To cite examples for illustration, the board should approve the compensation philosophy of the company, large capital expenditures, long lease contracts, all loans and any receipt or disbursement of capital. Note that approval of these items is not with an intent to serve in an operating role, but rather to keep management from doing something that might harm the balance sheet.
3. Audit
Clearly, the board is responsible for auditing the financial accounts or ensuring that qualified experts are appointed to audit the accounts. The board indicates its fulfillment of that duty by approving the financial statements that are released to the shareholders. In public and non-profit organizations, appointing certified auditors discharges this duty. In smaller companies with concentrated ownership, management might choose to conduct this activity internally and provide that information to the board. In such cases, the board has a responsibility to ensure that adequate oversight of the reported financials is exercised.
Of particular note, specifically in private companies, is the audit of the cash accounts to ensure that the liquidity of the company is within the guidelines established by the board. The board does not audit just the financial statements. The board also audits whether management is operating within the parameters of the guiding documents. As such, the board reviews management’s performance against their operating plan and the strategic plan. This audit function is a significant piece of the board’s role. This is where the board upholds its governance.
4. Advise
This is a broad catchall category. Whereas the management has to abide by the board’s instructions in the three other roles described above, this role is distinguished by the caveat that management can take the board’s advice as just that – advice. The value of this role is significantly impacted by the relationship between the CEO and the board, as well as the experience and background of the directors. A well-functioning board with a tight relationship with the CEO can have a significant impact here.

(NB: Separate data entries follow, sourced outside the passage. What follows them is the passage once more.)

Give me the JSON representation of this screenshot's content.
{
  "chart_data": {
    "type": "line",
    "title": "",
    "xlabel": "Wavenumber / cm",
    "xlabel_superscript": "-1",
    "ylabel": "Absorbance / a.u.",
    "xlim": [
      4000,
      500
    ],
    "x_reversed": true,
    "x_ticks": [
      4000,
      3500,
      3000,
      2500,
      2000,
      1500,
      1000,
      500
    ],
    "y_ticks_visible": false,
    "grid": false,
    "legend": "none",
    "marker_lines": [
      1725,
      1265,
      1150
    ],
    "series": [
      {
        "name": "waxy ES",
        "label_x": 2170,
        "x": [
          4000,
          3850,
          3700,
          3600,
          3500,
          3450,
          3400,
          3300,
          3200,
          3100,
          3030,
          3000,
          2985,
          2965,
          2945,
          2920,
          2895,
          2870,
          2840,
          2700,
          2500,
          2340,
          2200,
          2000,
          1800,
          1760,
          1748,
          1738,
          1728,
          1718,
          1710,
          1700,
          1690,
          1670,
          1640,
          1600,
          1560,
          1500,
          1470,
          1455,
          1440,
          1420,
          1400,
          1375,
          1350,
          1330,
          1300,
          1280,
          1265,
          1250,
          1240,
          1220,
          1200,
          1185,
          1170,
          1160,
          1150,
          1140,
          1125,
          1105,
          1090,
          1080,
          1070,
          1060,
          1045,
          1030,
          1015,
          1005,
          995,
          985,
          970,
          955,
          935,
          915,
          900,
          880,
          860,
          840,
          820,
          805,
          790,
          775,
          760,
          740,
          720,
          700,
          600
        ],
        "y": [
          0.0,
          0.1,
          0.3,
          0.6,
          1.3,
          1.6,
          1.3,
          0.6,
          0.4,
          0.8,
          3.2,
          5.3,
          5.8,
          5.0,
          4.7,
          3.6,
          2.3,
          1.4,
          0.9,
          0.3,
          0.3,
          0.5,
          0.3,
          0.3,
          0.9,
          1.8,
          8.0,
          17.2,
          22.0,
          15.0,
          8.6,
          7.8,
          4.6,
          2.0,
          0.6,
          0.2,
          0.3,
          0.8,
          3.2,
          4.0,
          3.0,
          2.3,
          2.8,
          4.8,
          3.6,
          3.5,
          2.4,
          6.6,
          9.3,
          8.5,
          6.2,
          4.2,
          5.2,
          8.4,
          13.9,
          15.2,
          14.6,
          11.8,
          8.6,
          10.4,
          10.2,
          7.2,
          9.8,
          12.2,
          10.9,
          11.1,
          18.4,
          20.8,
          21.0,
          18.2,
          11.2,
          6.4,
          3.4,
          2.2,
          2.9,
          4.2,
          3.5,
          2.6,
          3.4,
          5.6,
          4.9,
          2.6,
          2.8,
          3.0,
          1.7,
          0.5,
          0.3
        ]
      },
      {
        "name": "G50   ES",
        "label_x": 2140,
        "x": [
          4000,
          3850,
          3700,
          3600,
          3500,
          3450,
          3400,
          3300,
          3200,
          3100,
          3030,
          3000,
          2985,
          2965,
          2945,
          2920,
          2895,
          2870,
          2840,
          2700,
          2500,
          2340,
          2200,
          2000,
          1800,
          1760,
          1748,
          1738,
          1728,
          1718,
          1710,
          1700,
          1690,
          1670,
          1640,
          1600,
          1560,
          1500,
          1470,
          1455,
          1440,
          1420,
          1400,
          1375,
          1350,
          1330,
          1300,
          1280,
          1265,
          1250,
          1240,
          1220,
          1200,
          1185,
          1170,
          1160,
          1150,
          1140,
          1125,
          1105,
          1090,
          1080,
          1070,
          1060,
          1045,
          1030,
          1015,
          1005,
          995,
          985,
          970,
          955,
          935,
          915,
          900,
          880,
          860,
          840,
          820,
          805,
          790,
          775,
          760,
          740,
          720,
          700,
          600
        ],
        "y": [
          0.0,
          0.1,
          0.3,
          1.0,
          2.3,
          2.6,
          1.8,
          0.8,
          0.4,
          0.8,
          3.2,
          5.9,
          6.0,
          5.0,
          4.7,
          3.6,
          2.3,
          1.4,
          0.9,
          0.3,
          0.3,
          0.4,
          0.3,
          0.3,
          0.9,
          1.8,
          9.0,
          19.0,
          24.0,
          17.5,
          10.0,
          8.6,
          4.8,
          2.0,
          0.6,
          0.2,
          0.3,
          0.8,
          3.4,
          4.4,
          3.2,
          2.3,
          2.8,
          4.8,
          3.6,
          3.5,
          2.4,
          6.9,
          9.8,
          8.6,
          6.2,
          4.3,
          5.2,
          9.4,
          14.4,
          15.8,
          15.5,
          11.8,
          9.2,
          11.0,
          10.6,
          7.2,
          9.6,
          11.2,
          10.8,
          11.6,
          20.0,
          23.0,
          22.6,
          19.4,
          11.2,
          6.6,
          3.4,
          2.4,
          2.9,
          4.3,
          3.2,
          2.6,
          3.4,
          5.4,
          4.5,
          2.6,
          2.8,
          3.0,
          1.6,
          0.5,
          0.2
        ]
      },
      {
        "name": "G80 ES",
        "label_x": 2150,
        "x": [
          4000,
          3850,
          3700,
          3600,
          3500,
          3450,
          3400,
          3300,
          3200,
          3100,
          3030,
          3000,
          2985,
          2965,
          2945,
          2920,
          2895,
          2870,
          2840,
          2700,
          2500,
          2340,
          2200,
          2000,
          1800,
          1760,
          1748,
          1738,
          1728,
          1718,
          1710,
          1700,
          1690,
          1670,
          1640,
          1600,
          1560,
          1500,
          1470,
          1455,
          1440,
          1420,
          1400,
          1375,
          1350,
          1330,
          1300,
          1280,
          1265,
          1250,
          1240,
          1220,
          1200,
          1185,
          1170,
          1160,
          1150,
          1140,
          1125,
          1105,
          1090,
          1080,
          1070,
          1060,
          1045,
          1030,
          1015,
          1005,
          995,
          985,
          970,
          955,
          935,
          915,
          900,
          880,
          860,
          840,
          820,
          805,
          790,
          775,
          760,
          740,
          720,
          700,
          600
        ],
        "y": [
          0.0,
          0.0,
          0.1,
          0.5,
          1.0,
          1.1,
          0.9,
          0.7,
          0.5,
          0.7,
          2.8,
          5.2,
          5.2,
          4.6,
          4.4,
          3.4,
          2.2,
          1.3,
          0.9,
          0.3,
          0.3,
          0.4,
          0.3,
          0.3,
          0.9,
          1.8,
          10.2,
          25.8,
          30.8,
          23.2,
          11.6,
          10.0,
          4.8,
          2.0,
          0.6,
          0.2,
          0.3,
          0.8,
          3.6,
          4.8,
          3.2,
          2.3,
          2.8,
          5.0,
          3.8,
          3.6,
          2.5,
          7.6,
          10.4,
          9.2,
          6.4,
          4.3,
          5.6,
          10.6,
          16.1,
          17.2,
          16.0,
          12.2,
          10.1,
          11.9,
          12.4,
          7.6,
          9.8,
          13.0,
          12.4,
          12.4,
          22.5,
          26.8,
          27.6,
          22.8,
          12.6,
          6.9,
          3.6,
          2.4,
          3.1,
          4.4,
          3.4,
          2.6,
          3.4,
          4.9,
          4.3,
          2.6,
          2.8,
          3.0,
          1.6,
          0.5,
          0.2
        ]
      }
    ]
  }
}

Now to the pitfalls. Many directors want to contribute to the development of the strategy of the company. There is no problem with that as long as the contribution is merely advice. But when it becomes a directive, the board has stepped into an operating role. Development of the organic strategy of the company is the responsibility of management. However, the board does have a role in strategy as described in our September 2008 Food for Thought (Should the Board Get Involved in Strategic Planning?).
Directors often rely solely on the input provided by the CEO. Other executives do provide reports during the board meetings. But they are likely scrutinized by the CEO. In our June 2007 article (Three’s a Crowd: When CEOs Need to Bow out of a Conversation), we point out the value of directors having direct contact with the executives.
Finally, to whom does the board answer? This question is ever more present in public companies, where the shareholders have little say in nominating directors in the proxy. In our July 2009 article (Dissatisfied Shareholders – What Recourse Do They Have?) we offer a provocative idea of ensuring contested elections for public company boards. Both private and public company boards suffer the problem of becoming complacent and accepting of management’s performance. To keep the board’s feet to the fire we offer an idea in our May 2008 article (Can Your Board Face Warren Buffet?) that might give pause to some directors.
Private companies with concentrated ownership often operate without a board. Is that prudent? If there is a single owner, the company can be viewed as a sole proprietorship for all but legal purposes. However, if there are multiple owners, you are always well advised to have a formal board. That could well be the topic of a future article.